Our study findings have shown categorically that alcohol ingestion had direct effect on development of MDRTB (P = 0.011). This is an expected finding, since alcoholism has been associated with high-treatment defaults and poor treatment outcome among patients with TB. Alcohol abuse/dependence was associated with an eight-fold increase in drug resistance. [22] Similarly in another study, alcoholism also has shown to be as one of the risk factors for development of MDR-TB. [23] Another risk factor in the development of MDR-TB is coexisting HIV infection. A sub-Saharan study done in Africa has recorded HIV- seroprevalance rates of 50-70% in patients with TB. [24] According to current hypotheses, HIV increases the chances of transmission of MDR-TB rather than leading to an inadequate treatment. [25] However, in some East European countries, MDR rates are double the normal in HIV-positives cases. [26] Therefore, the HIV-positive status and MDR-TB may be events independent of each other in our study as all the cases developed MDR following inadequate treatment. Diabetes was present in 19.4% patients in present study. The overall importance of diabetes mellitus as a risk factor for MDRTB is still largely unidentified. It is not certain whether people with diabetes are more likely to develop MDR-TB. [27] More studies are required in this regard.

While many patients from our study are likely to access the RNTCP for TB treatment, the seeking of care from private practitioners by many others and the constant shopping for treatment between the public and private sectors cannot be ignored. The contribution to MDR-TB levels from aberrant treatment practices in the unregulated private sector has been suspected for long and makes it likely that the levels of MDR-TB revealed by this study are an underestimate. [28]

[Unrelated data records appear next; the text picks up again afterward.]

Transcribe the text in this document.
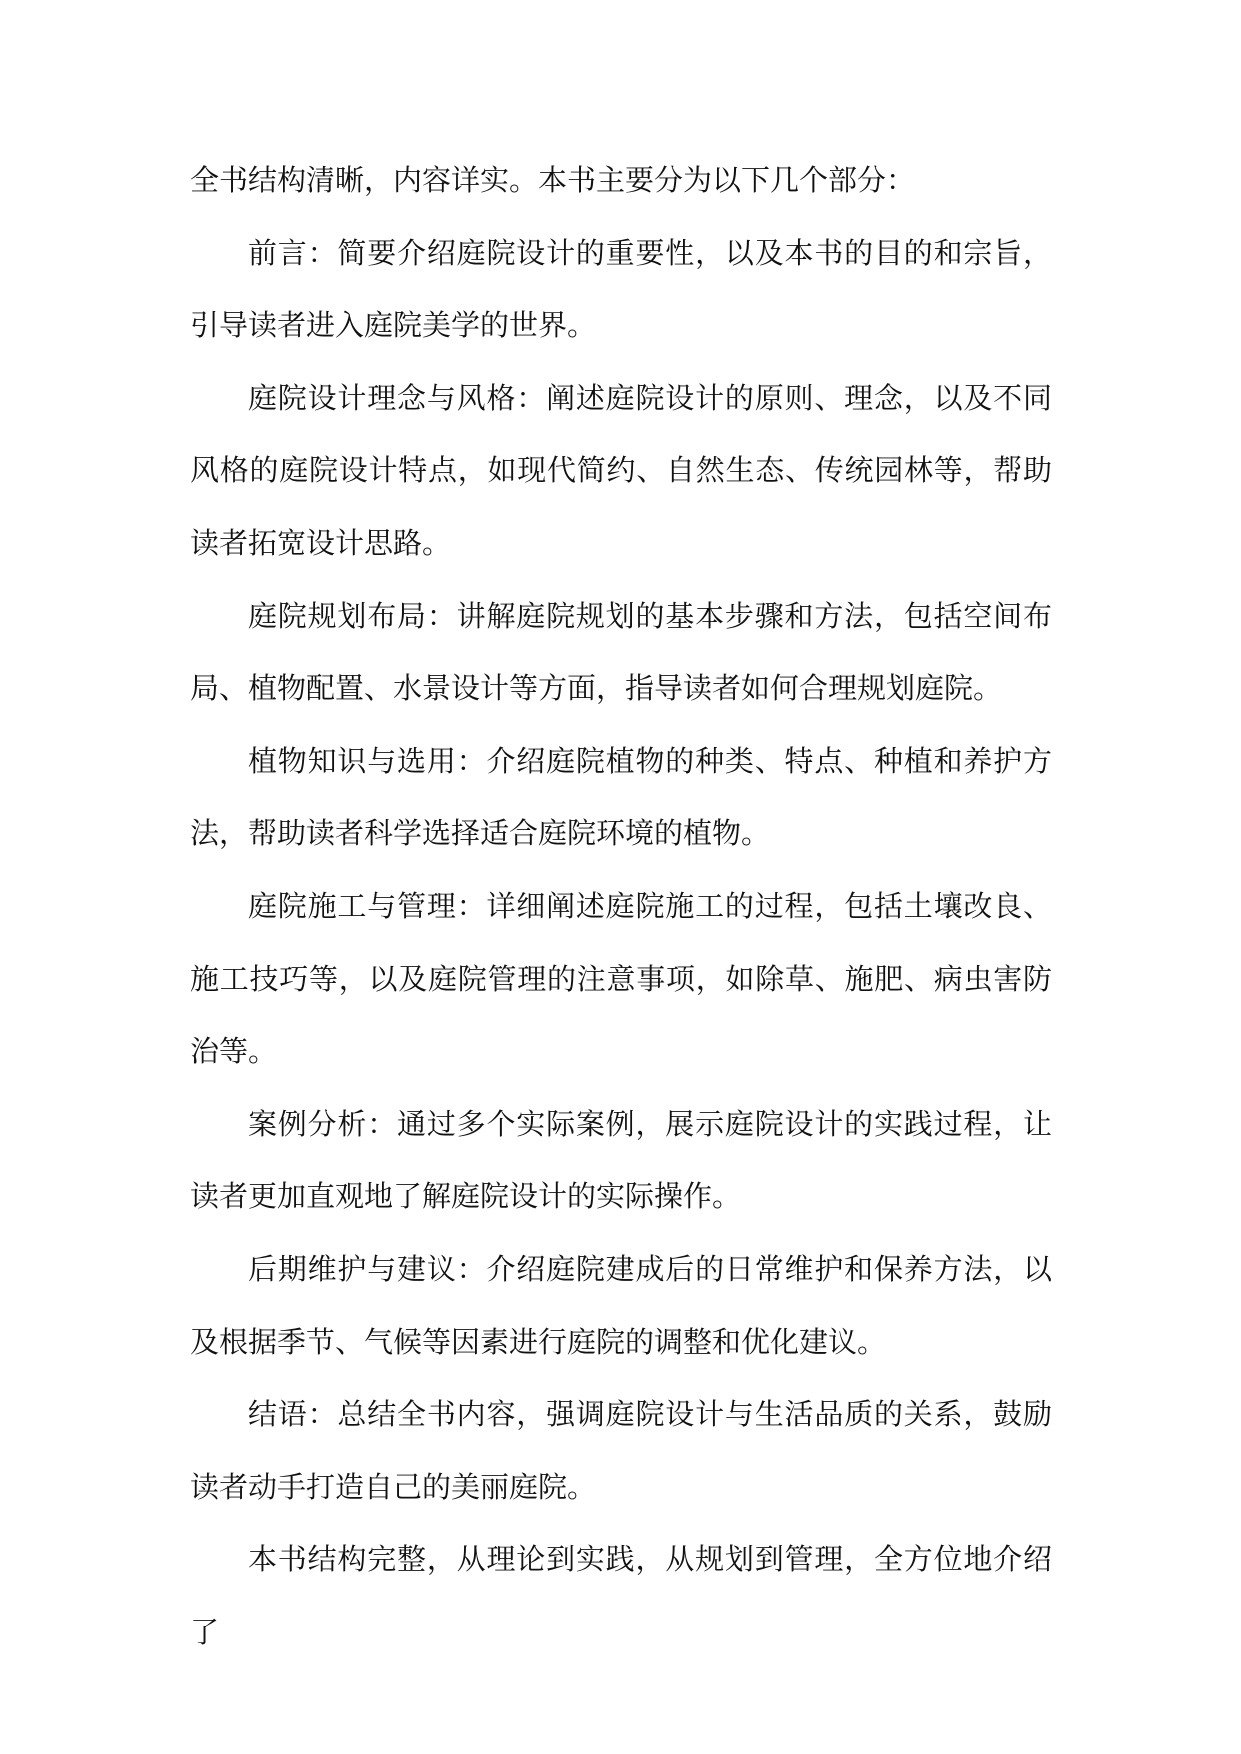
全书结构清晰，内容详实。本书主要分为以下几个部分：

前言：简要介绍庭院设计的重要性，以及本书的目的和宗旨，引导读者进入庭院美学的世界。

庭院设计理念与风格：阐述庭院设计的原则、理念，以及不同风格的庭院设计特点，如现代简约、自然生态、传统园林等，帮助读者拓宽设计思路。

庭院规划布局：讲解庭院规划的基本步骤和方法，包括空间布局、植物配置、水景设计等方面，指导读者如何合理规划庭院。

植物知识与选用：介绍庭院植物的种类、特点、种植和养护方法，帮助读者科学选择适合庭院环境的植物。

庭院施工与管理：详细阐述庭院施工的过程，包括土壤改良、施工技巧等，以及庭院管理的注意事项，如除草、施肥、病虫害防治等。

案例分析：通过多个实际案例，展示庭院设计的实践过程，让读者更加直观地了解庭院设计的实际操作。

后期维护与建议：介绍庭院建成后的日常维护和保养方法，以及根据季节、气候等因素进行庭院的调整和优化建议。

结语：总结全书内容，强调庭院设计与生活品质的关系，鼓励读者动手打造自己的美丽庭院。

本书结构完整，从理论到实践，从规划到管理，全方位地介绍了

Our study has several limitations. First, there is potential bias in estimation of drug resistance in previously treated cases. Although a detailed history was obtained from the patients, assignment of the patient to new or retreatment categories was based upon the information given by patients and may not have been accurate, therefore, we cannot exclude the possibility of misclassification. Second, the population on which the study was conducted had presented to our referral center. Hence the exact prevalence of primary drug resistance may not applicable to the general population as a whole. Third, we studied only patients with documented positive cultures, not those with negative cultures or those from whom no culture was obtained. Fourth, nonviable specimens were more likely to be resistant than viable specimen on testing by other methods. Fifth, these data are based on very small numbers of patients. The results presented should be interpreted with caution and our observations may not be generalisable to the entire country. However, the results remain important since the increasing level of drug resistance among mycobacterial isolates in our population is alarming.

In conclusion, close monitoring of drug-resistance patterns in confirmed cases of MDRTB isolates is required to formulate different regimens as per the drug sensitivity pattern. Hence early diagnosis of MDR-TB and treatment under supervision by formulating appropriate regimens based on resistance patterns is the key to success in treating MDR-TB cases. Drug resistance is major problem in treatment of pulmonary TB. More surveillance and immediate therapeutic interventions are necessary to combat the threat of MDR-TB.